Жизнь человека состоит из бесконечно малых фрагментов времени — мгновений, но сейчас речь не о них. Мгновения складываются в периоды, имеющие довольно большую продолжительность. Их называют этапами жизни или творчества. Каждый этап — время снимать. На стыках этапов происходят потрясения — вплоть до смены мировоззрения. Начинается другое время снимать — никакое другое время не позволит Вам снимать так, как сейчас снимаете Вы. Очень важно разобраться, в каком времени Вы находитесь сейчас, и не пытаться идти вспять. Попытка заглянуть в будущее, как правило, не приносит вреда — такой непонятый негатив или файл просто отправляется в архив и ждет там своего часа, но вот попытка увидеть объект таким, каким Вы его видели пять, десять, двадцать лет назад может окончиться печально — вероятно жестокое разочарование. Ведь тогда шел другой этап, было другое время снимать. А Вы по каким-то причинам тогда не снимали. Вам может повезти, и Вы отыщете очень похожий момент. Пытаться же сознательно вернуться в какой-то из моментов в прошлом этапе бессмысленно. Для этого, по крайней мере, надо стать таким, каким Вы были раньше, а это невозможно. Что же касается ярких впечатлений детства, то их надо вспоминать, но попытки воспроизвести их кончаются болью. Разные стадии Вашей жизни диктуют разные взгляды на мир, но нужно сохранить какую-то частицу детского восприятия. Мы меняемся, но остаемся самими собой. Мы меняемся — и изменяется мир.
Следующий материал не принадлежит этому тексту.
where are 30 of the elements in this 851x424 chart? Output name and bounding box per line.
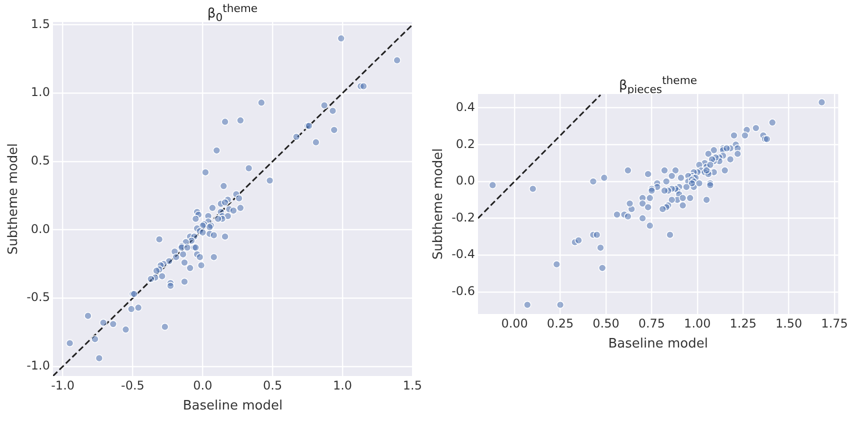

Мир меняется быстрее, чем мы привыкли считать. Мир меняется быстрее нас. Мир — это взрыв. Мы взрываемся с той же скоростью, что и все, что нас окружает, но наше сознание не успевает это осмыслить. Сознание не подчиняется физическим законам Вселенной.
Новый этап — это новая любовь. Любовь — фундамент искусства, да и жизни вообще. Прежнюю любовь невозможно возродить, и поэтому Вы никогда не сможете видеть, как раньше. Но если Вы сохранили способность любить, тогда не упустите время снимать — время снимать, когда Вы любите, любите сейчас. Здесь и сейчас.
Пустота внутри нас
Мы боимся себя. Это факт. Почти любая деятельность проистекает из боязни оставить пустоту внутри себя незаполненной. Человек — дырявый сосуд, и заткнуть его невозможно. Пустоту постоянно требуется чем-то заполнять. Как это делается? Как угодно. Сколько людей, столько и способов. Один вкалывает, как вол. У другого день и ночь орет телевизор. Третий окружает себя людьми, причем не столько для того, чтобы они его любили, сколько для того, чтобы он любил их, а это — эгоизм в высшей степени; ведь делается сие для заполнения пустоты внутри себя. Но что в этом неестественного? Абсолютно самодостаточный человек показался бы нам нравственным уродом. И наоборот — чем больше в человеке пустоты, тем он более отталкивающ. Сколько в человеке должно быть пустоты? Ответить сложно. Можно сказать лишь: человек должен быть пуст частично.
Видимо, пустота пустоте рознь, и необходимо внести ясность, иначе мы ударимся в софистику чистой воды. Пустота, которая заставляет человека узнавать что-то новое, может быть, что-то фундаментально важное, и пустота, из-за которой человек постоянно слушает радио. А может быть, пустота одна и та же — люди разные?
Наверно, все-таки основная проблема — недостаток любви. Но какой? Нас мало любят или мы мало любим? Другой вопрос: как одну пустоту отличить от другой? Нет, пустота — она и есть пустота (блин! Какая-то квартирная сходка древних греков!) Суть одна — просто у всех это проявляется по-разному. И вот кто-то страдает трудоголизмом, а кто-то — совсем наоборот. Мы окружаем
«А чего б тебе не пойти в монахи? — спросит пытливый читатель. — Если ты такой заполненный и мирское тебя так мало интересует?» Да не способен я служить одному Богу. Я хочу еще служить и людям. (Мирской человек может делать и то, и другое, а монах — практически только одно. Я вовсе не хочу сказать, что мирским быть лучше, чем монахом — у каждого свой путь, своя карма, а размышления на эту тему увели бы нас слишком далеко).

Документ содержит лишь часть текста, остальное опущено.